Hacker News new | ask | show | jobs
by r3bl 2506 days ago
I couldn't agree more. I can't help but feel like the Venn's diagram between people who suggest "move to a more rural area" and people who never lived in a rural area for a prolonged period of time is a full circle.

It sure doesn't help that there's a bunch of articles about people who "found happiness" by moving to a rural area like a year ago. You may see some benefit in the short term (yes, one year is a short term), but on a long term it will fuck you up.

2 comments

I grew up and lived in a small mountain community. 63 houses. The "big city" nearby was population 50k. That is where we went to school. I lived there for 30 years, and commuted to a coastal city two hours away for several years. I've since started being fully remote.

Can you explain on how being rural will fuck you up? Do I count as rural as described above?

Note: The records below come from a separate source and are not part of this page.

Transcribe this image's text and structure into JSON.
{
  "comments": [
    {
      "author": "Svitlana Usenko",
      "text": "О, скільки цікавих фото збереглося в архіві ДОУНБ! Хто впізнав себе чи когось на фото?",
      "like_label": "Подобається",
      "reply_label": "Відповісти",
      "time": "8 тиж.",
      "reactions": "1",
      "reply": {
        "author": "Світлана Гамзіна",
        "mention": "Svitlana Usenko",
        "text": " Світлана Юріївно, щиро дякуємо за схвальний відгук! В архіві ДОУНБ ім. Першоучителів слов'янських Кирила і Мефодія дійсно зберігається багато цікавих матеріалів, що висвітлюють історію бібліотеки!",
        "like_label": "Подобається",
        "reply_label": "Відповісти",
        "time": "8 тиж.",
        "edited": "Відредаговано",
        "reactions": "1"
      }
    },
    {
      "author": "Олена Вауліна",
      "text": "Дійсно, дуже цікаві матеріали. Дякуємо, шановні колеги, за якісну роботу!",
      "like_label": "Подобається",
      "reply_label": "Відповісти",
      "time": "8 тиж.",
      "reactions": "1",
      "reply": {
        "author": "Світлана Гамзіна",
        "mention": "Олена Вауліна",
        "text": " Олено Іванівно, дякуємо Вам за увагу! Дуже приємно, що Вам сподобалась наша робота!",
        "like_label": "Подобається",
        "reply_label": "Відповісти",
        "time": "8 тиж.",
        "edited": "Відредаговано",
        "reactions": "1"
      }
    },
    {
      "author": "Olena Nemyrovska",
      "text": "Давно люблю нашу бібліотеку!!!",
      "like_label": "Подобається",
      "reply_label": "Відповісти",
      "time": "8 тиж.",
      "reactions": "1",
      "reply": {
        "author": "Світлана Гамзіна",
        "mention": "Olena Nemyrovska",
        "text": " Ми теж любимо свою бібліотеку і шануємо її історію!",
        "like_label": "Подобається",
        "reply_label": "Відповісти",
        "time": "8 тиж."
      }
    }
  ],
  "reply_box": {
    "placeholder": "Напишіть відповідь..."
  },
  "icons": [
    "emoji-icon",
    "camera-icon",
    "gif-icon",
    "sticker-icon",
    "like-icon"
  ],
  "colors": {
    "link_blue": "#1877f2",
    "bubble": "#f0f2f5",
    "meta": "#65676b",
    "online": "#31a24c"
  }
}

What was your commute time to the big city? Being in a small community but being within a daily commute of a big city seems to make you a bedroom community, not an isolated community.
About 20-30 minutes into town. That town was traditionally agricultural but became what was considered the bedroom community for going another hour out to where a lot of people worked, or one more hour out to where more people worked. All that aside, rural means relating to the countryside rather than in town. We were out of town for sure.
I can't help but feel like the Venn's diagram between people who suggest "move to a more rural area" and people who never lived in a rural area for a prolonged period of time is a full circle.

I've seen plenty of comments from people in rural areas along the lines of "Why are all the young folks moving to the big cities instead of here?"